Is it any wonder that people who are chronically made fun of, marginalized, rejected and humiliated tend to also be sad, anxious, distrustful of others, and turning to substances and suicide as the only way out?
Many spend their whole lives trying to prove themselves to the phantoms of their past — obsessing with finding the ever-elusive “success,” holding out for the hottest guy/gal, trying to be perfect lest any mistake prove the bullies right, and never, ever being able to be content with what one has. What happens when one realizes that despite all these efforts the bully might have won?
Changing the narrative
Verne Troyer’s death at such a young age is a tragedy. Only those closest to him know what he experienced in his life and why he suffered as he did. But his passing need not fuel the tired storyline of brain diseases and nefarious illnesses.
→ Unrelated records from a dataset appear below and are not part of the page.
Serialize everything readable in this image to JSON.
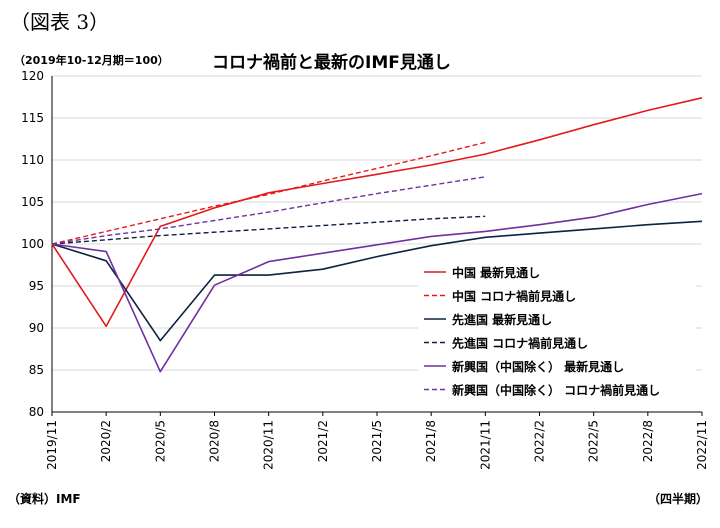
{
  "figure_label": "（図表 3）",
  "base_note": "（2019年10-12月期＝100）",
  "source": "（資料）IMF",
  "unit": "（四半期）",
  "chart_data": {
    "type": "line",
    "title": "コロナ禍前と最新のIMF見通し",
    "x": [
      "2019/11",
      "2020/2",
      "2020/5",
      "2020/8",
      "2020/11",
      "2021/2",
      "2021/5",
      "2021/8",
      "2021/11",
      "2022/2",
      "2022/5",
      "2022/8",
      "2022/11"
    ],
    "ylim": [
      80,
      120
    ],
    "yticks": [
      80,
      85,
      90,
      95,
      100,
      105,
      110,
      115,
      120
    ],
    "grid": "horizontal",
    "legend_position": "right",
    "series": [
      {
        "name": "中国 最新見通し",
        "color": "#e41a1c",
        "dash": false,
        "values": [
          100,
          90.2,
          102.1,
          104.3,
          106.1,
          107.2,
          108.3,
          109.4,
          110.7,
          112.4,
          114.2,
          115.9,
          117.4
        ]
      },
      {
        "name": "中国 コロナ禍前見通し",
        "color": "#e41a1c",
        "dash": true,
        "values": [
          100,
          101.5,
          103.0,
          104.5,
          105.9,
          107.5,
          109.0,
          110.5,
          112.1,
          null,
          null,
          null,
          null
        ]
      },
      {
        "name": "先進国 最新見通し",
        "color": "#0d2240",
        "dash": false,
        "values": [
          100,
          98.0,
          88.5,
          96.3,
          96.3,
          97.0,
          98.5,
          99.8,
          100.8,
          101.3,
          101.8,
          102.3,
          102.7
        ]
      },
      {
        "name": "先進国 コロナ禍前見通し",
        "color": "#0d2240",
        "dash": true,
        "values": [
          100,
          100.5,
          101.0,
          101.4,
          101.8,
          102.2,
          102.6,
          103.0,
          103.3,
          null,
          null,
          null,
          null
        ]
      },
      {
        "name": "新興国（中国除く） 最新見通し",
        "color": "#7030a0",
        "dash": false,
        "values": [
          100,
          99.1,
          84.8,
          95.1,
          97.9,
          98.9,
          99.9,
          100.9,
          101.5,
          102.3,
          103.2,
          104.7,
          106.0
        ]
      },
      {
        "name": "新興国（中国除く） コロナ禍前見通し",
        "color": "#7030a0",
        "dash": true,
        "values": [
          100,
          101.0,
          101.8,
          102.8,
          103.8,
          104.9,
          106.0,
          107.0,
          108.0,
          null,
          null,
          null,
          null
        ]
      }
    ]
  }
}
Rather, perhaps it can provide a mirror to the trauma occurring every day for those who are deemed different.
Yes, people can benefit from empathic professional treatment that actually considers the context within which one’s suffering developed. But that should not preclude us all from examining how we can do better. People are suffering because society thinks it’s funny to humiliate and torture them. This must end, and will only do so once we start looking at the greater reality and start really acknowledging and caring about what is happening to people — not what’s wrong with them.